Racism is perpetuated by people who refuse to learn or acknowledge a full accounting of America’s history. You have a choice.
Some Things I’m Learning about White Privilege
It’s not okay to be color-blind. This is EXACTLY the primary privilege of white skin. POC do not have this privilege. My deep gratitude goes to two black friends for patiently taking the time to help me understand this. It was a gift they didn’t have to give.
There is a difference between a RACIST and RACISM, and they need to be dealt with differently.
Put simply, a racist needs to believe in their superiority.

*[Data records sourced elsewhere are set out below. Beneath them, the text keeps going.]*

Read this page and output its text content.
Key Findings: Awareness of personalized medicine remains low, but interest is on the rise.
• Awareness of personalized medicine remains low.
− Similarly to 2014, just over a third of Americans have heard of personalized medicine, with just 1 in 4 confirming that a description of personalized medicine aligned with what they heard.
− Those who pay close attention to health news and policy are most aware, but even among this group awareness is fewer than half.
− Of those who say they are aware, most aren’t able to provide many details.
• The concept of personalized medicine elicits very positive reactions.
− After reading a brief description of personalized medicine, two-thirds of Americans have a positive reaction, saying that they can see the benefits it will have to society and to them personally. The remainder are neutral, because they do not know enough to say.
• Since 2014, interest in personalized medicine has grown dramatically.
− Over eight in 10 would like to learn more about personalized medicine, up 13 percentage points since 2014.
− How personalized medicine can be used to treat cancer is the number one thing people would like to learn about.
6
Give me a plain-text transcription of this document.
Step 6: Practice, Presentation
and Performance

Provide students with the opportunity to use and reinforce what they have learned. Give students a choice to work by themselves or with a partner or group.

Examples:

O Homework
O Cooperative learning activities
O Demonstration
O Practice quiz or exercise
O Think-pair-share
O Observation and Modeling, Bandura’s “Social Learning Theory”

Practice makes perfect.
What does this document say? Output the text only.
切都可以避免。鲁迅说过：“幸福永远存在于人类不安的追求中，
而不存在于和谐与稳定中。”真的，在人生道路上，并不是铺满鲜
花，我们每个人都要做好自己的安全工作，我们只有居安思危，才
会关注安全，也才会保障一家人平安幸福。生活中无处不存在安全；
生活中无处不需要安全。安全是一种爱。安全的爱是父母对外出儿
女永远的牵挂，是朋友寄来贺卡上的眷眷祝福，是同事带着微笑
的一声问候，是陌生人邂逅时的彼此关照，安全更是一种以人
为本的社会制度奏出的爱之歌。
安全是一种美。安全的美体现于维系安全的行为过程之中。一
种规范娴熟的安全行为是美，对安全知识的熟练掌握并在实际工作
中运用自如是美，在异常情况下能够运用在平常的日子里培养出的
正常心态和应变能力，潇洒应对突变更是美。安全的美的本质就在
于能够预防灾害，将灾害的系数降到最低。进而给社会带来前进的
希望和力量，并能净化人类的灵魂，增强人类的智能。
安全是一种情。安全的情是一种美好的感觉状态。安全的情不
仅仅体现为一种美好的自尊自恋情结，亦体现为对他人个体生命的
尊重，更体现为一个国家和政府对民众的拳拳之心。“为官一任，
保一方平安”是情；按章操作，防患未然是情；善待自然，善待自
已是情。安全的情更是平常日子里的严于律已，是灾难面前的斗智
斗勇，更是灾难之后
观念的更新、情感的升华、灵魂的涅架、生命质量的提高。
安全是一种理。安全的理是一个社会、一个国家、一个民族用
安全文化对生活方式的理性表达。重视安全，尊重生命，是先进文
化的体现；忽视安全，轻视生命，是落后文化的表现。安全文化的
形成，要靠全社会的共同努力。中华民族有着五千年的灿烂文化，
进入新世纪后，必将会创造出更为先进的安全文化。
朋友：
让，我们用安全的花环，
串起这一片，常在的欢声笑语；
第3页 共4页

This may be for many complicated reasons, which they may or may not be aware of. My current approach: reflect what I see and stand firmly in a space of openness to support their growth if they step in that direction. I used to reject them, but I am now more sensitive to dehumanization in any form, which is another form of superiority.
Racism is the SYSTEM, extending back for many centuries, that creates advantages for white-skinned people, building power generation after generation after generation. Those of us born into the world with white skin benefit from this system, whether we admit it or not.
Do you see how these circle around?….color-blindedness allows racism to stay in place, reinforcing a sense of (racist) superiority that feels good and reinforces color-blindedness.
For this reason, “racists” exist in shades of gray. ANY sense of superiority, ANY desire to keep the system in place, ANY resistance to change, ANY fear of losing what’s “mine” illuminates my own racism. It’s likely that we white people are all somewhere on this spectrum.
So my work is to constantly scan my heart for these responses as I watch the news, read social media, and talk to friends.
We say we want things to change. A lot of times we think this means changing “them,” “the racists.” Is it possible the real change — I mean, the shift that can TOPPLE THE SYSTEM of racism! — needs to occur in the individual hearts of white people, like me, who can’t fully understand our privilege?